The shutdown of controversial trailers for homeless sex offenders in Riverhead and Westhampton could be delayed to June or July after the Suffolk Legislature Tuesday night balked at providing petty cash funds to expedite the shutdown.
The legislature voted 15-3 to table a resolution to raise the agency's petty cash limit from $8,500 to $25,000. The increase was requested for a wide array of departmental needs but needed now to move the 20 homeless sex offenders in trailers to the county's new voucher system.
Social Services Commissioner Gregory Blass said the department has already moved nine offenders from trailers into the new voucher system since it was announced last month, but the agency is strapped because it has more than two dozen needs for the petty cash fund, which has remained unchanged since the 1990s.
"We're doing about one a week," said Blass, adding if other demands lessen, the transition could be accomplished as early as some time in April. He conceded that it could take until June or July to shut down the trailers.
The lawmakers in their Riverhead meeting postponed action after grilling Blass for nearly an hour. Earlier in the day, new supervisors of Riverhead and Southampton as well as civic leaders pleaded for the country to speed up the closing of the trailers.
Heightening the tensions, County Executive Steve Levy filed a proposal to create a task force of all 18 legislators asking each of them to come up with sites to shelter five offenders in their own district, a plan Presiding Officer William Lindsay (D-Holbrook) called "political theater" with little chance of passage.
Legis. Steve Stern (D-Dix Hills) Tuesday night filed a resolution to keep the trailers open and make the necessary improvement to meet state standards.
During his testimony, Blass said a state administrative judge last week ruled that the county must provide showers and counseling to the homeless offenders, though the department does not know how they will comply. "It is a house of cards about to fall," said Blass.
However, Legis. Louis D'Amaro (D-Deer Park) opposed any move to close the trailers. "How can anyone say that it's not safer to have them in trailers than the possibility of having them next door?" he asked.
Levy last month decided to drop the 3-year-old county policy of housing 25 to 30 homeless sex offenders nightly at trailers in the parking lot of the county jail in Riverhead and at a county property in Westhampton after his proposal to move some of them to a warehouse shelter in Farmingdale met with massive protest.

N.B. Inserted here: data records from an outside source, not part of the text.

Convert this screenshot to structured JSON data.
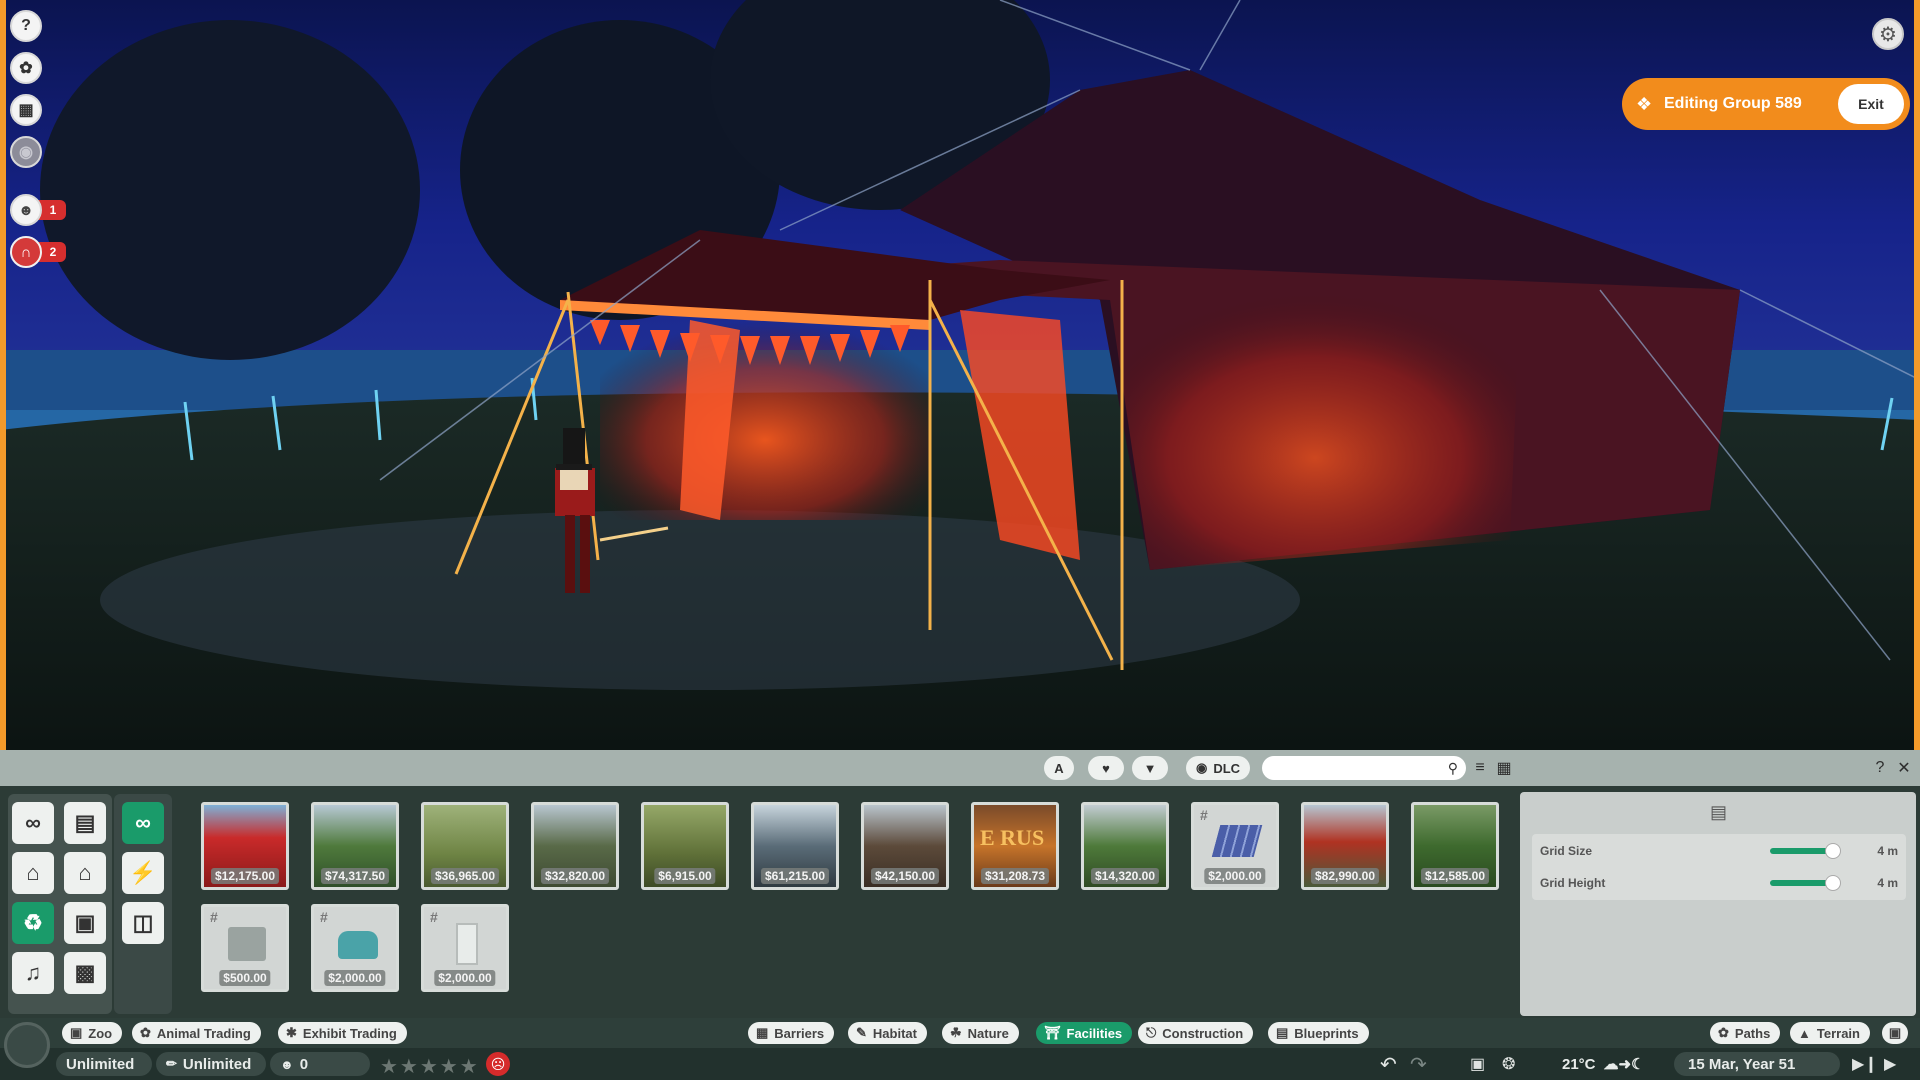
{
  "left_toolbar": {
    "help_icon": "help-icon",
    "animal_icon": "paw-icon",
    "calendar_icon": "calendar-icon",
    "visibility_icon": "eye-icon",
    "staff_count": "1",
    "habitat_count": "2"
  },
  "editing": {
    "label": "Editing Group 589",
    "exit_label": "Exit"
  },
  "panel_toolbar": {
    "dlc_label": "DLC",
    "search_placeholder": ""
  },
  "items": [
    {
      "price": "$12,175.00"
    },
    {
      "price": "$74,317.50"
    },
    {
      "price": "$36,965.00"
    },
    {
      "price": "$32,820.00"
    },
    {
      "price": "$6,915.00"
    },
    {
      "price": "$61,215.00"
    },
    {
      "price": "$42,150.00"
    },
    {
      "price": "$31,208.73",
      "thumb_text": "E RUS"
    },
    {
      "price": "$14,320.00"
    },
    {
      "price": "$2,000.00"
    },
    {
      "price": "$82,990.00"
    },
    {
      "price": "$12,585.00"
    },
    {
      "price": "$500.00"
    },
    {
      "price": "$2,000.00"
    },
    {
      "price": "$2,000.00"
    }
  ],
  "grid_settings": {
    "grid_size_label": "Grid Size",
    "grid_size_value": "4 m",
    "grid_height_label": "Grid Height",
    "grid_height_value": "4 m",
    "grid_size_level": 0.85,
    "grid_height_level": 0.85
  },
  "tabs_left": [
    {
      "label": "Zoo"
    },
    {
      "label": "Animal Trading"
    },
    {
      "label": "Exhibit Trading"
    }
  ],
  "tabs_center": [
    {
      "label": "Barriers"
    },
    {
      "label": "Habitat"
    },
    {
      "label": "Nature"
    },
    {
      "label": "Facilities"
    },
    {
      "label": "Construction"
    },
    {
      "label": "Blueprints"
    }
  ],
  "tabs_right": [
    {
      "label": "Paths"
    },
    {
      "label": "Terrain"
    }
  ],
  "status": {
    "money": "Unlimited",
    "research": "Unlimited",
    "guests": "0",
    "temperature": "21°C",
    "date": "15 Mar, Year 51"
  },
  "colors": {
    "accent_orange": "#f28c1c",
    "accent_green": "#1a9b6a",
    "alert_red": "#d62e2e"
  }
}
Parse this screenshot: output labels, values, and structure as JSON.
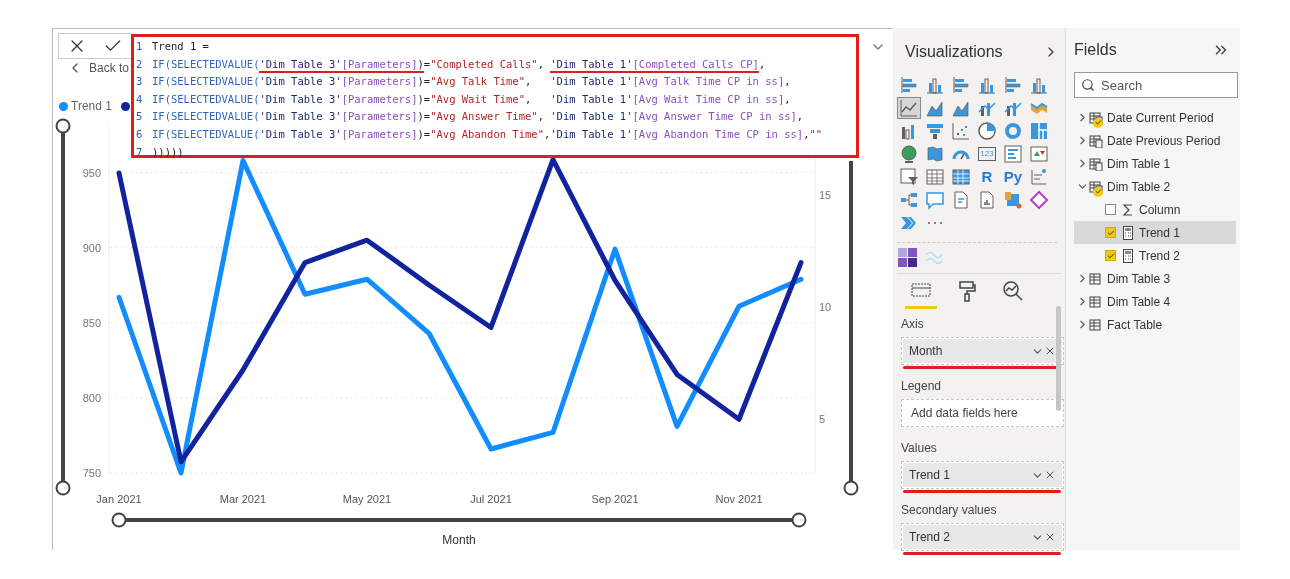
{
  "report_canvas": {
    "toolbar": {
      "back_label": "Back to"
    },
    "formula_editor": {
      "lines": [
        {
          "number": "1",
          "segments": [
            {
              "text": "Trend 1 =",
              "kind": "plain",
              "underlined": false
            }
          ]
        },
        {
          "number": "2",
          "segments": [
            {
              "text": "IF(SELECTEDVALUE(",
              "kind": "function",
              "underlined": false
            },
            {
              "text": "'Dim Table 3'",
              "kind": "table",
              "underlined": true
            },
            {
              "text": "[Parameters]",
              "kind": "column",
              "underlined": true
            },
            {
              "text": ")",
              "kind": "plain",
              "underlined": true
            },
            {
              "text": "=",
              "kind": "plain",
              "underlined": false
            },
            {
              "text": "\"Completed Calls\"",
              "kind": "string",
              "underlined": false
            },
            {
              "text": ", ",
              "kind": "plain",
              "underlined": false
            },
            {
              "text": "'Dim Table 1'",
              "kind": "table",
              "underlined": true
            },
            {
              "text": "[Completed Calls CP]",
              "kind": "column",
              "underlined": true
            },
            {
              "text": ",",
              "kind": "plain",
              "underlined": false
            }
          ]
        },
        {
          "number": "3",
          "segments": [
            {
              "text": "IF(SELECTEDVALUE(",
              "kind": "function",
              "underlined": false
            },
            {
              "text": "'Dim Table 3'",
              "kind": "table",
              "underlined": false
            },
            {
              "text": "[Parameters]",
              "kind": "column",
              "underlined": false
            },
            {
              "text": ")=",
              "kind": "plain",
              "underlined": false
            },
            {
              "text": "\"Avg Talk Time\"",
              "kind": "string",
              "underlined": false
            },
            {
              "text": ",   ",
              "kind": "plain",
              "underlined": false
            },
            {
              "text": "'Dim Table 1'",
              "kind": "table",
              "underlined": false
            },
            {
              "text": "[Avg Talk Time CP in ss]",
              "kind": "column",
              "underlined": false
            },
            {
              "text": ",",
              "kind": "plain",
              "underlined": false
            }
          ]
        },
        {
          "number": "4",
          "segments": [
            {
              "text": "IF(SELECTEDVALUE(",
              "kind": "function",
              "underlined": false
            },
            {
              "text": "'Dim Table 3'",
              "kind": "table",
              "underlined": false
            },
            {
              "text": "[Parameters]",
              "kind": "column",
              "underlined": false
            },
            {
              "text": ")=",
              "kind": "plain",
              "underlined": false
            },
            {
              "text": "\"Avg Wait Time\"",
              "kind": "string",
              "underlined": false
            },
            {
              "text": ",   ",
              "kind": "plain",
              "underlined": false
            },
            {
              "text": "'Dim Table 1'",
              "kind": "table",
              "underlined": false
            },
            {
              "text": "[Avg Wait Time CP in ss]",
              "kind": "column",
              "underlined": false
            },
            {
              "text": ",",
              "kind": "plain",
              "underlined": false
            }
          ]
        },
        {
          "number": "5",
          "segments": [
            {
              "text": "IF(SELECTEDVALUE(",
              "kind": "function",
              "underlined": false
            },
            {
              "text": "'Dim Table 3'",
              "kind": "table",
              "underlined": false
            },
            {
              "text": "[Parameters]",
              "kind": "column",
              "underlined": false
            },
            {
              "text": ")=",
              "kind": "plain",
              "underlined": false
            },
            {
              "text": "\"Avg Answer Time\"",
              "kind": "string",
              "underlined": false
            },
            {
              "text": ", ",
              "kind": "plain",
              "underlined": false
            },
            {
              "text": "'Dim Table 1'",
              "kind": "table",
              "underlined": false
            },
            {
              "text": "[Avg Answer Time CP in ss]",
              "kind": "column",
              "underlined": false
            },
            {
              "text": ",",
              "kind": "plain",
              "underlined": false
            }
          ]
        },
        {
          "number": "6",
          "segments": [
            {
              "text": "IF(SELECTEDVALUE(",
              "kind": "function",
              "underlined": false
            },
            {
              "text": "'Dim Table 3'",
              "kind": "table",
              "underlined": false
            },
            {
              "text": "[Parameters]",
              "kind": "column",
              "underlined": false
            },
            {
              "text": ")=",
              "kind": "plain",
              "underlined": false
            },
            {
              "text": "\"Avg Abandon Time\"",
              "kind": "string",
              "underlined": false
            },
            {
              "text": ",",
              "kind": "plain",
              "underlined": false
            },
            {
              "text": "'Dim Table 1'",
              "kind": "table",
              "underlined": false
            },
            {
              "text": "[Avg Abandon Time CP in ss]",
              "kind": "column",
              "underlined": false
            },
            {
              "text": ",",
              "kind": "plain",
              "underlined": false
            },
            {
              "text": "\"\"",
              "kind": "string",
              "underlined": false
            }
          ]
        },
        {
          "number": "7",
          "segments": [
            {
              "text": ")))))",
              "kind": "plain",
              "underlined": false
            }
          ]
        }
      ]
    },
    "visual": {
      "chart_data": {
        "type": "line",
        "xlabel": "Month",
        "categories": [
          "Jan 2021",
          null,
          "Mar 2021",
          null,
          "May 2021",
          null,
          "Jul 2021",
          null,
          "Sep 2021",
          null,
          "Nov 2021",
          null
        ],
        "grid": true,
        "ylim": [
          750,
          981
        ],
        "yticks": [
          750,
          800,
          850,
          900,
          950
        ],
        "y2lim": [
          2.6,
          18.1
        ],
        "y2ticks": [
          5,
          10,
          15
        ],
        "series": [
          {
            "name": "Trend 1",
            "color": "#118dff",
            "values": [
              867,
              750,
              958,
              869,
              879,
              843,
              766,
              777,
              899,
              781,
              861,
              879
            ]
          },
          {
            "color": "#12239e",
            "axis": "y2",
            "values": [
              16.0,
              3.1,
              7.2,
              12.0,
              13.0,
              11.0,
              9.1,
              16.6,
              11.2,
              7.0,
              5.0,
              12.0
            ]
          }
        ]
      }
    }
  },
  "visualizations": {
    "title": "Visualizations",
    "icons": [
      {
        "kind": "hbar",
        "selected": false
      },
      {
        "kind": "col",
        "selected": false
      },
      {
        "kind": "hbar",
        "selected": false
      },
      {
        "kind": "col",
        "selected": false
      },
      {
        "kind": "hbar",
        "selected": false
      },
      {
        "kind": "col",
        "selected": false
      },
      {
        "kind": "line",
        "selected": true
      },
      {
        "kind": "area",
        "selected": false
      },
      {
        "kind": "area",
        "selected": false
      },
      {
        "kind": "combo",
        "selected": false
      },
      {
        "kind": "combo",
        "selected": false
      },
      {
        "kind": "ribbon",
        "selected": false
      },
      {
        "kind": "waterfall",
        "selected": false
      },
      {
        "kind": "funnel",
        "selected": false
      },
      {
        "kind": "scatter",
        "selected": false
      },
      {
        "kind": "pie",
        "selected": false
      },
      {
        "kind": "donut",
        "selected": false
      },
      {
        "kind": "treemap",
        "selected": false
      },
      {
        "kind": "globe",
        "selected": false
      },
      {
        "kind": "map",
        "selected": false
      },
      {
        "kind": "gauge",
        "selected": false
      },
      {
        "kind": "card",
        "label": "123",
        "selected": false
      },
      {
        "kind": "multicard",
        "selected": false
      },
      {
        "kind": "kpi",
        "selected": false
      },
      {
        "kind": "slicer",
        "selected": false
      },
      {
        "kind": "table",
        "selected": false
      },
      {
        "kind": "matrix",
        "selected": false
      },
      {
        "kind": "text",
        "label": "R",
        "selected": false
      },
      {
        "kind": "text",
        "label": "Py",
        "selected": false
      },
      {
        "kind": "influencers",
        "selected": false
      },
      {
        "kind": "tree",
        "selected": false
      },
      {
        "kind": "speech",
        "selected": false
      },
      {
        "kind": "doc",
        "selected": false
      },
      {
        "kind": "report",
        "selected": false
      },
      {
        "kind": "apps",
        "selected": false
      },
      {
        "kind": "diamond",
        "selected": false
      },
      {
        "kind": "chevrons",
        "selected": false
      },
      {
        "kind": "more",
        "selected": false
      }
    ],
    "custom_icons": [
      {
        "kind": "tiles"
      },
      {
        "kind": "wave"
      }
    ],
    "tabs": [
      {
        "kind": "fields",
        "selected": true
      },
      {
        "kind": "format",
        "selected": false
      },
      {
        "kind": "analytics",
        "selected": false
      }
    ],
    "wells": [
      {
        "label": "Axis",
        "value": "Month",
        "highlighted": true
      },
      {
        "label": "Legend",
        "placeholder": "Add data fields here",
        "highlighted": false
      },
      {
        "label": "Values",
        "value": "Trend 1",
        "highlighted": true
      },
      {
        "label": "Secondary values",
        "value": "Trend 2",
        "highlighted": true
      }
    ]
  },
  "fields": {
    "title": "Fields",
    "search": {
      "placeholder": "Search"
    },
    "tree": [
      {
        "label": "Date Current Period",
        "kind": "calc-table",
        "in_use": true,
        "expanded": false,
        "selected": false
      },
      {
        "label": "Date Previous Period",
        "kind": "calc-table",
        "in_use": false,
        "expanded": false,
        "selected": false
      },
      {
        "label": "Dim Table 1",
        "kind": "calc-table",
        "in_use": false,
        "expanded": false,
        "selected": false
      },
      {
        "label": "Dim Table 2",
        "kind": "calc-table",
        "in_use": true,
        "expanded": true,
        "selected": false,
        "children": [
          {
            "label": "Column",
            "kind": "sum",
            "checked": false,
            "selected": false
          },
          {
            "label": "Trend 1",
            "kind": "measure",
            "checked": true,
            "selected": true
          },
          {
            "label": "Trend 2",
            "kind": "measure",
            "checked": true,
            "selected": false
          }
        ]
      },
      {
        "label": "Dim Table 3",
        "kind": "table",
        "in_use": false,
        "expanded": false,
        "selected": false
      },
      {
        "label": "Dim Table 4",
        "kind": "table",
        "in_use": false,
        "expanded": false,
        "selected": false
      },
      {
        "label": "Fact Table",
        "kind": "table",
        "in_use": false,
        "expanded": false,
        "selected": false
      }
    ]
  }
}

The county executive's new policy of vouchers, used by Nassau and many upstate counties, gives homeless offenders a $90 stipend to find their own shelter along with a list of sites banned because they are too close to schools, libraries and playgrounds.
Although the county plan calls for offenders to use debit cards for their housing, the department needs petty cash for payments for about two weeks until the cards are processed.
"We've created the perfect mouse trap," said Lindsay, "We've created so many restrictions, we have no place to put them."